Instructed to put on a Boy Scout uniform and order five dozen boxes of his favorite variety of Girl Scout cookies (anything but those ridiculous Thank U Berry Much-es)

Supreme Court Justice ANTONIN SCALIA, explaining why his practice of prejudging cases and his habit of hanging out with rich right-wing parties to cases never call for him to recuse himself

Made to sign up for Weight Watchers Online -- though with sign-up fee waived (special "friends of Bob" deal)

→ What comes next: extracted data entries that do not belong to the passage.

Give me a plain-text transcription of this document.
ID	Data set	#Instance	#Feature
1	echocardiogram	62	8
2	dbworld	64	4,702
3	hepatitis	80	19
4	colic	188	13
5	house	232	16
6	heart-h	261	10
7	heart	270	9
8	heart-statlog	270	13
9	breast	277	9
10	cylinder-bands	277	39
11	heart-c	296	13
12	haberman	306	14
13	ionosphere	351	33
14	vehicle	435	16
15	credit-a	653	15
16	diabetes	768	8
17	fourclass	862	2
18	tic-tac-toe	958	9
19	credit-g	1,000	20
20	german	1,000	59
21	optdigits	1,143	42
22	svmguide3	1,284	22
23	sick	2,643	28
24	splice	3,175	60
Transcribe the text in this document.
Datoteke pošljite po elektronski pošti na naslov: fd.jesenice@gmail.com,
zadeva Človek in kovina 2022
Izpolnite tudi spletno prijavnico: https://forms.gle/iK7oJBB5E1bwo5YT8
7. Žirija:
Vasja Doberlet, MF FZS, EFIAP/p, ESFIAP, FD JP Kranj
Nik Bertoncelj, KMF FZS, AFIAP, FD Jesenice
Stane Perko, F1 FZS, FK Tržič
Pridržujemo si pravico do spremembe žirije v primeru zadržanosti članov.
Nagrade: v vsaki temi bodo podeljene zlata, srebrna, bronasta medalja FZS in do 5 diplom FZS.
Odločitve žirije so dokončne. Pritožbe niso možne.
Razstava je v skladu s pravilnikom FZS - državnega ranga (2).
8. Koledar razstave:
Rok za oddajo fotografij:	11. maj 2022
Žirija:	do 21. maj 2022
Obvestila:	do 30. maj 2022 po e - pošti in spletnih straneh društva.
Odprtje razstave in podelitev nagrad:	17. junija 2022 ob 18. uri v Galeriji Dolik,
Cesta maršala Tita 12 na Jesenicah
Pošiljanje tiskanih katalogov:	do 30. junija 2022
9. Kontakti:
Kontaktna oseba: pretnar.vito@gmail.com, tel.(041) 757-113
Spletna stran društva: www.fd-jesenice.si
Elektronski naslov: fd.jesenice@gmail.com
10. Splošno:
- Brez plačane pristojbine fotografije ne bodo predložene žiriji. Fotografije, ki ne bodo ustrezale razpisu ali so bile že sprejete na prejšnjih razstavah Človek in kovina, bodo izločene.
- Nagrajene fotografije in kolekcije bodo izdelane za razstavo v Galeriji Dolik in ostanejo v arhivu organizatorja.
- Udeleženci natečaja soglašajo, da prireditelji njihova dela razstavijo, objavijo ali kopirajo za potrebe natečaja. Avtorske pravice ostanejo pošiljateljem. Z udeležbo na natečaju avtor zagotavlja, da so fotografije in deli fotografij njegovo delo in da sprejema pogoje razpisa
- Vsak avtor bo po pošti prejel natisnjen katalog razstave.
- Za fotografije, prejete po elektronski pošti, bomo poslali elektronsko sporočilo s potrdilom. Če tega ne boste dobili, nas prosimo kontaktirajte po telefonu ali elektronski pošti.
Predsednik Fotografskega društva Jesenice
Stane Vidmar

Vice President JOE BIDEN, offering exclusive not-to-be-published-till-2016 details about his plans to run for president

Had to stand up and read -- and pick his favorite from among -- a David Letterman-style Top 10 List of "Favorite Joe Biden Gaffes" found online

Treasury Secretary-designate JACK LEW, detailing all his fiscal and monetary plans for these next four years

Asked to recite from memory the Gordon Gekko "Greed is good" speech from the original Wall Street film

Senate Majority Leader HARRY REID, explaining his strategy in the recent filibuster "reform" to-do

Required to stand on the desk and sing his college fight song

New Senate Environment and Public Works Committee Chair DAVID "THE DIAPER MAN" VITTER, discussing techniques for hiring hookers without leaving a paper trail as well as his recent precedent-defying decision to dump virtually all the committee staff left behind by GOP-term-limited chair James Inhofe*

Called on to strip naked to enable Bob to body-paint the image of Carl Bernstein's genitalia all over him


*SPEAKING OF CHAIRMAN VITTER'S PURGE, HIS
STAFF DENIES ANY ANIMOSITY TOWARD INHOFE



We won't know till the relevant Woodward book is published what Senator Vitter may have told Bob about reports of personal discord with Senator Inhofe and "The Diaper Man" 's purge of Environment and Public Works Committee staff. Like this from National Journal:
One rumor, according to an aide who used to work for Inhofe on the panel, is that the two senators didn't get along.

"From what I've been told, it was due to the fact that Vitter was pissed at Inhofe because Inhofe refused to help him fund-raise because of the prostitution scandal that Vitter faced," the aide said, who was not among the dozen or so most recently let go. "Vitter wanted to purge and get rid of everyone."
However, a source close to Senator Vitter says he told Bob W:
I respect the heck out of my colleague from Oklahoma, and if I found myself in need of a hooker on short notice in the Sooner State, he'd be my first phone call. Besides, nobody has done more to give substance to the belief that God gave us the environment to rape, pillage, and plunder. But every raper/pillager/plunderer has his own style.
Meanwhile at least two energy-industry lobbyists so far confirm receiving e-mails in which the senator wrote:
The only difference between my good friend Jim Inhofe and me on raping, pillaging, and plundering the environment is that he always thinks of it like a one-man mission whereas I'm a strong believer in being a team player, being on the team -- as long as my friends in the environmental-raping industries remember, when it comes time to spread the cash and goodies and cut the checks, that I'm now the guy in charge.